ECU freshman guard Noah Farrakhan had offers that included Florida, Maryland and Ohio State.
“Noah is very talented,” Dooley said. “He’s an elite-level athlete. He needs to get a little bit stronger. He actually shoots the ball better than I thought. He has a very good mid-range game. Obviously, like all freshmen, he’s learning some things that he needs to. Obviously, valuing the ball and some defensive things that he really hasn’t seen before. Those are all things that freshmen have to learn.”
Sophomore post player Charles Coleman also culled an impressive list of programs to become a Pirate.
“I think Charles came in in really good shape,” Dooley said. “He’s grown. He’s stronger. He knows what to expect. It’s a learning process for big guys. He’s gotten better. He still has a way to go. I do think he’s made some progress. He’s a guy we’re going to continue to grow with and he’ll continue to get better.”
Homecoming of sorts
The Pirates are scheduled to open the season in a three-day tournament in Fort Myers, FL, starting Nov. 25.
“That’s where we are right now,” Dooley said.

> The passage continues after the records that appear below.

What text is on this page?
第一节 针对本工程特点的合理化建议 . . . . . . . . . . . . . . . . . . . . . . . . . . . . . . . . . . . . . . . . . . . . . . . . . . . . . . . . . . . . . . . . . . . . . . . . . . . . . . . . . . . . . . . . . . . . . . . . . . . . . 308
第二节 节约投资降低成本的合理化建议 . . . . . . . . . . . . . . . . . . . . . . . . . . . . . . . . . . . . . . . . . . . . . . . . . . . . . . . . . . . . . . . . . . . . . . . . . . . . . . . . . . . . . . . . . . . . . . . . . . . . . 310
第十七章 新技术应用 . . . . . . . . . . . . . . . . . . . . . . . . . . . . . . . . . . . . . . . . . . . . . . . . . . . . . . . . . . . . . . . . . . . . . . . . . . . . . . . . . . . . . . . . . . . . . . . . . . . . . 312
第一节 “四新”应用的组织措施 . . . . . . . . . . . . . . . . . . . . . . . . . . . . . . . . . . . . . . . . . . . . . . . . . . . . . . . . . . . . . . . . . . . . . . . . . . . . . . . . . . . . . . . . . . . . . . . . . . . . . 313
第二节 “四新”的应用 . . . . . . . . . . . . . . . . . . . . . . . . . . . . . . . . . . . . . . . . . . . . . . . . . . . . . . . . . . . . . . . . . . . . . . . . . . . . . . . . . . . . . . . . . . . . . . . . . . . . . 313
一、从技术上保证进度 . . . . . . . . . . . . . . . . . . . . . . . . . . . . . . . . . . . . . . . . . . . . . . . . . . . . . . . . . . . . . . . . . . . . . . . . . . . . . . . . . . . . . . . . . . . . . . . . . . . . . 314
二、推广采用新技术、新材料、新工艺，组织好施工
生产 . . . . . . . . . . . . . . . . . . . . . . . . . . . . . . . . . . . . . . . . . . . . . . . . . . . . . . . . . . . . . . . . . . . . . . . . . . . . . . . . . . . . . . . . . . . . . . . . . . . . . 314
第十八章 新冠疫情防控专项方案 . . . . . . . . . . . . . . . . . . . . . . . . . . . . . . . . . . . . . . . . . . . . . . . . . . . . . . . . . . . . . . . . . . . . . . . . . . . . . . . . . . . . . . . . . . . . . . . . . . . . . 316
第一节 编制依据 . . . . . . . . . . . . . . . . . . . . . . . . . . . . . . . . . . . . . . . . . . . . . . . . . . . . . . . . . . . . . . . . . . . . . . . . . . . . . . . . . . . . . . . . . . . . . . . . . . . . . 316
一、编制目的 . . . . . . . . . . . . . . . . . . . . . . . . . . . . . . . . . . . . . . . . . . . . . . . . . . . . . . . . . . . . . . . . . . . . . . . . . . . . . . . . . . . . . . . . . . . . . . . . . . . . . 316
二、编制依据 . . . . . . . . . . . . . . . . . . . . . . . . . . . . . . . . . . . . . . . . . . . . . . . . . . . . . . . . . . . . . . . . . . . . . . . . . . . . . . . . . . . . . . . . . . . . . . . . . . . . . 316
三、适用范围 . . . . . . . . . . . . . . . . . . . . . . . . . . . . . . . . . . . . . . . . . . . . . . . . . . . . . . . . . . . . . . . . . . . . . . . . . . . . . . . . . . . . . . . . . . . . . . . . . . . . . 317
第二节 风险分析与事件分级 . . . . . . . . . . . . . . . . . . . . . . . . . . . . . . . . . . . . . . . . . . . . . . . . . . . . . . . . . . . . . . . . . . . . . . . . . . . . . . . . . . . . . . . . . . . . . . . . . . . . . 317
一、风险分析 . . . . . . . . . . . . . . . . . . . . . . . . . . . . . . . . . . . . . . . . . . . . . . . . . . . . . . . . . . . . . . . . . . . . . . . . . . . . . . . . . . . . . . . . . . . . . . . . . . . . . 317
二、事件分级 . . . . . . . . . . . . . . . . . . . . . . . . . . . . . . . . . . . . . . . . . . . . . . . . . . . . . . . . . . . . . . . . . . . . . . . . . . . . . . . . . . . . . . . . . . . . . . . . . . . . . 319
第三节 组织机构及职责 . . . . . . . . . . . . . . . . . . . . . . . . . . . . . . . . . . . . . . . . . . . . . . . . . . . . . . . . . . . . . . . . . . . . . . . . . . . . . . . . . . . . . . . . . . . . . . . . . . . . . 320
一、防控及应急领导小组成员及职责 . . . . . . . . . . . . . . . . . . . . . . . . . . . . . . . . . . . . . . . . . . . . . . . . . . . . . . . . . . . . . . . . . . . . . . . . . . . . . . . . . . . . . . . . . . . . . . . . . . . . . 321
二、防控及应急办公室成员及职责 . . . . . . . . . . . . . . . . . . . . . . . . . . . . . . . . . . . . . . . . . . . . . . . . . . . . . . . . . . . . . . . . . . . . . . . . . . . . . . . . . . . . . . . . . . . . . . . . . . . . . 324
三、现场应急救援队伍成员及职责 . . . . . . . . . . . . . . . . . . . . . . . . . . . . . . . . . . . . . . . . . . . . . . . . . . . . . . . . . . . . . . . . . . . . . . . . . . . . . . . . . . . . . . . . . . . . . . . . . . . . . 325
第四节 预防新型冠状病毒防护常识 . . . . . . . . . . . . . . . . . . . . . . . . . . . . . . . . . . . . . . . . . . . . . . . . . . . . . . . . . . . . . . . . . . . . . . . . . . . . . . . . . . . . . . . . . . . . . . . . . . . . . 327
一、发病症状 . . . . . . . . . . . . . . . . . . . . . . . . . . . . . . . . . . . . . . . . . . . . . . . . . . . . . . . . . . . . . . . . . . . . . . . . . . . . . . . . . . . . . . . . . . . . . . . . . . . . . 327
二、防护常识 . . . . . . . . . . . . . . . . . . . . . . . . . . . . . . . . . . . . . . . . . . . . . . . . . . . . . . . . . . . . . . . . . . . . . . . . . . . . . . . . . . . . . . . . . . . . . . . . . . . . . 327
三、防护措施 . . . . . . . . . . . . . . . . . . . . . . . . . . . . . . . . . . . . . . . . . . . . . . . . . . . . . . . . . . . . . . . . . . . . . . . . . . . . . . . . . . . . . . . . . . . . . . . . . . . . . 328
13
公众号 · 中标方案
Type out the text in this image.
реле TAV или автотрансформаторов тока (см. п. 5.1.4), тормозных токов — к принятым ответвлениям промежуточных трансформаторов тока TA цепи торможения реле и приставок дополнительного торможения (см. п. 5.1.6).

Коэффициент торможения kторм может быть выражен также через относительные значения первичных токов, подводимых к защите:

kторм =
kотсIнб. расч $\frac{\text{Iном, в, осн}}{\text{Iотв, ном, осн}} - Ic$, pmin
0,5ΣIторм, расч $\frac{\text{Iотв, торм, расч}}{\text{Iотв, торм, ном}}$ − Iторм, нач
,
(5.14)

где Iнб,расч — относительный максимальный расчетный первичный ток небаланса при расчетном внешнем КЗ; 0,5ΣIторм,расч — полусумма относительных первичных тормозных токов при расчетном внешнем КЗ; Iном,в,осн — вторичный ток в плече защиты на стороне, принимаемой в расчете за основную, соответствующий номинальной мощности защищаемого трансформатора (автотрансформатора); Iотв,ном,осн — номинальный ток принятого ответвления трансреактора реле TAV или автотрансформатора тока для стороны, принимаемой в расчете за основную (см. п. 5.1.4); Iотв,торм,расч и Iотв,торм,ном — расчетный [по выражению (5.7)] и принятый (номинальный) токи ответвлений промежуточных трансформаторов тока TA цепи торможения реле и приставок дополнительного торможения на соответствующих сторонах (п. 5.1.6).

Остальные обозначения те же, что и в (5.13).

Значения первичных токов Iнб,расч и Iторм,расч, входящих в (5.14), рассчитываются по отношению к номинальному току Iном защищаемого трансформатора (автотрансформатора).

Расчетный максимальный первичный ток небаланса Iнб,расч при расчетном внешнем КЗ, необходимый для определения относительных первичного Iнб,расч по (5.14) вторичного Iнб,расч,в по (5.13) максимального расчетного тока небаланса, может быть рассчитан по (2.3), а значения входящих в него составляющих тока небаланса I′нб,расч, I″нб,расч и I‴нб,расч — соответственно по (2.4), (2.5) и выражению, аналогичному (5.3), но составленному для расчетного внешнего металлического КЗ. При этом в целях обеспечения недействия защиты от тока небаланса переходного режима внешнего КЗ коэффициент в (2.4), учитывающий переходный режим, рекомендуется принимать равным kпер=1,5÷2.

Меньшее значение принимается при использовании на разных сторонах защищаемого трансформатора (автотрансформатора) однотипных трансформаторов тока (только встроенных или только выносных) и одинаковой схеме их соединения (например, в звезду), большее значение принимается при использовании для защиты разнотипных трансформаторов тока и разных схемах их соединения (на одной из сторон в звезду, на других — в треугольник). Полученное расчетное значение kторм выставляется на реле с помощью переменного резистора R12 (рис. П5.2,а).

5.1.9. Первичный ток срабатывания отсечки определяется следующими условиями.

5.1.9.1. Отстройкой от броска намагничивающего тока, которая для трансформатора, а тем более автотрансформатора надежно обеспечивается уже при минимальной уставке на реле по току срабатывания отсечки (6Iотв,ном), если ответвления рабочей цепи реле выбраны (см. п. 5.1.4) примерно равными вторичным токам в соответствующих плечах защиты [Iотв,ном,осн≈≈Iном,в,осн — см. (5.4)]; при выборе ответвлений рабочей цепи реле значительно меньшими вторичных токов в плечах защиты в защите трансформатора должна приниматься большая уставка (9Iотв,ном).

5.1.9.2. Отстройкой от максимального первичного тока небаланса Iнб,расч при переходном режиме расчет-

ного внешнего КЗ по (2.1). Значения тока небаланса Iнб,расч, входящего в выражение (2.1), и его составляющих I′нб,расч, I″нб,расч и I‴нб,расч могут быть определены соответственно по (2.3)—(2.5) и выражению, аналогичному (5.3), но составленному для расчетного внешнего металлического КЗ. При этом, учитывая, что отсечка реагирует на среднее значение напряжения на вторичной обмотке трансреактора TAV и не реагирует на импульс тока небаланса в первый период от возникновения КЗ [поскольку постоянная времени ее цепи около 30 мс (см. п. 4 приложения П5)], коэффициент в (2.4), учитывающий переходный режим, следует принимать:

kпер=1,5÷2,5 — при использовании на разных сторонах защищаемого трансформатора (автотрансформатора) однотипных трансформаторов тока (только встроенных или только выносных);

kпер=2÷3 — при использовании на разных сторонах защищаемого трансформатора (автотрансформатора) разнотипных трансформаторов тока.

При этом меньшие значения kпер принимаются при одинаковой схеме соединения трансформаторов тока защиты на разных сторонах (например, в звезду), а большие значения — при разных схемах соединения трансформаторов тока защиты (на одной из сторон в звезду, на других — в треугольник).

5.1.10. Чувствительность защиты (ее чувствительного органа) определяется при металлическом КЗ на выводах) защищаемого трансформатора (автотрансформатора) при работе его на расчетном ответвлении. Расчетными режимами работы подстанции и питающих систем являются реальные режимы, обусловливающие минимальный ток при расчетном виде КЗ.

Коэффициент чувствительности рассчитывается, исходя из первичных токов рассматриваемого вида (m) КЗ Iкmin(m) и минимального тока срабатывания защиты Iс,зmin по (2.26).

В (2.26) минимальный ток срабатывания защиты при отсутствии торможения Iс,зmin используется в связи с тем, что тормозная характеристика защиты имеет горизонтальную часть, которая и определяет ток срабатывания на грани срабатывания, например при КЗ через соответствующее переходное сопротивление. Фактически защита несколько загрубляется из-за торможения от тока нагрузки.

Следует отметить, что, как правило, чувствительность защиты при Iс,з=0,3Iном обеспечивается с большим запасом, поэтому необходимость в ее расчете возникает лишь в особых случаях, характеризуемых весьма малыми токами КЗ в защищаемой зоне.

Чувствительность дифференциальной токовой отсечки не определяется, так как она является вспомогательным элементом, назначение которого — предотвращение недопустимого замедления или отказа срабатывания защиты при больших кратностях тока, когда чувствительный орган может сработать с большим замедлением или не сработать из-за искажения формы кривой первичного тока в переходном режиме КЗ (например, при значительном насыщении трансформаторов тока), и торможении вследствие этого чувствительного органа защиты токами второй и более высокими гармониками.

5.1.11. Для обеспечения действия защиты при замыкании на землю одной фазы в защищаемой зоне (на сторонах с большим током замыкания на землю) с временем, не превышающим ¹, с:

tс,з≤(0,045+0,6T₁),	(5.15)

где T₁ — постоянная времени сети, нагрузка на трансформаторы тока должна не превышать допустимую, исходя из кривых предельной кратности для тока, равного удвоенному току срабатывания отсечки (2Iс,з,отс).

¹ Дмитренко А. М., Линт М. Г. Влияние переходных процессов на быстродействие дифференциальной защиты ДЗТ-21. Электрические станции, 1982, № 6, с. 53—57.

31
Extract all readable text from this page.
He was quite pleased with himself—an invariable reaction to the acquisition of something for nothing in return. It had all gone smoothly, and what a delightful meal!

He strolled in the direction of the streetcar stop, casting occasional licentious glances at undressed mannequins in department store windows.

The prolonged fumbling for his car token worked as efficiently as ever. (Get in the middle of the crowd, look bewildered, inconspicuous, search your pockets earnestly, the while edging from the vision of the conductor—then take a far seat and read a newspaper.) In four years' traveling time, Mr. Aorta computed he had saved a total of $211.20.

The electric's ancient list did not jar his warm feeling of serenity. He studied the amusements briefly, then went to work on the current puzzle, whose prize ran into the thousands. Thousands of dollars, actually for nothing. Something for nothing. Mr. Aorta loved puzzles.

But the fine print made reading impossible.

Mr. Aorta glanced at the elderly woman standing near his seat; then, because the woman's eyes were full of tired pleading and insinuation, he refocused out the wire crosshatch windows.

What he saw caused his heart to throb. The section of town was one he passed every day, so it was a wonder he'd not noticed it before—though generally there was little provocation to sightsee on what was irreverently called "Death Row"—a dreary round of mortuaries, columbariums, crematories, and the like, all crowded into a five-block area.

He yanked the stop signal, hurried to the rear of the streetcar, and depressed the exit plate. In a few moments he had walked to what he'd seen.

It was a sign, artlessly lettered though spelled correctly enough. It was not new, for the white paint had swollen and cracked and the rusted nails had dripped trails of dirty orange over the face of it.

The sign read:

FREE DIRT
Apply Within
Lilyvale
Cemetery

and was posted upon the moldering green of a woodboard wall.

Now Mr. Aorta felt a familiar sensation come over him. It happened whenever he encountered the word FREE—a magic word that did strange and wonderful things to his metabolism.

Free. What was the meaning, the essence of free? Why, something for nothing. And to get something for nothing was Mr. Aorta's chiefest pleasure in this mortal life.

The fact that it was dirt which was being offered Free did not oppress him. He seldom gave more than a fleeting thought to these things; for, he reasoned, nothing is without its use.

The players preferred to take a bus to the event rather than fly commercial.
“It’s a long trip,” said Dooley, who coached at Florida Gulf Coast in that area before coming back to ECU, where he was 57-52 from 1995-96 to 1998-99..
“They’ve had to combine two events as I understand it right now,” Dooley said. “We’ve got a tentative idea of the teams, but is it definitive? No. There’s a number of different factors. Teams that were in it weren’t allowed to travel to Florida or if they traveled to Florida, would have to quarantine for 14 days upon going back. There’s a lot of mitigating factors.”
The Pirates would play Thanksgiving day and wrap up the event with a game on Friday, Nov. 27.
“We’ll come up with something,” Dooley said in regard to celebrating the holiday on the road. “I’ve been with programs a couple of times that were in the Great Alaska Shootout that were up in Alaska for Thanksgiving. I’ve been at Maui for Thanksgiving. Being in Fort Myers won’t be terrible. …
But Dooley won’t really be able to go home.
“We sold our house probably six to eight months after we left,” he said.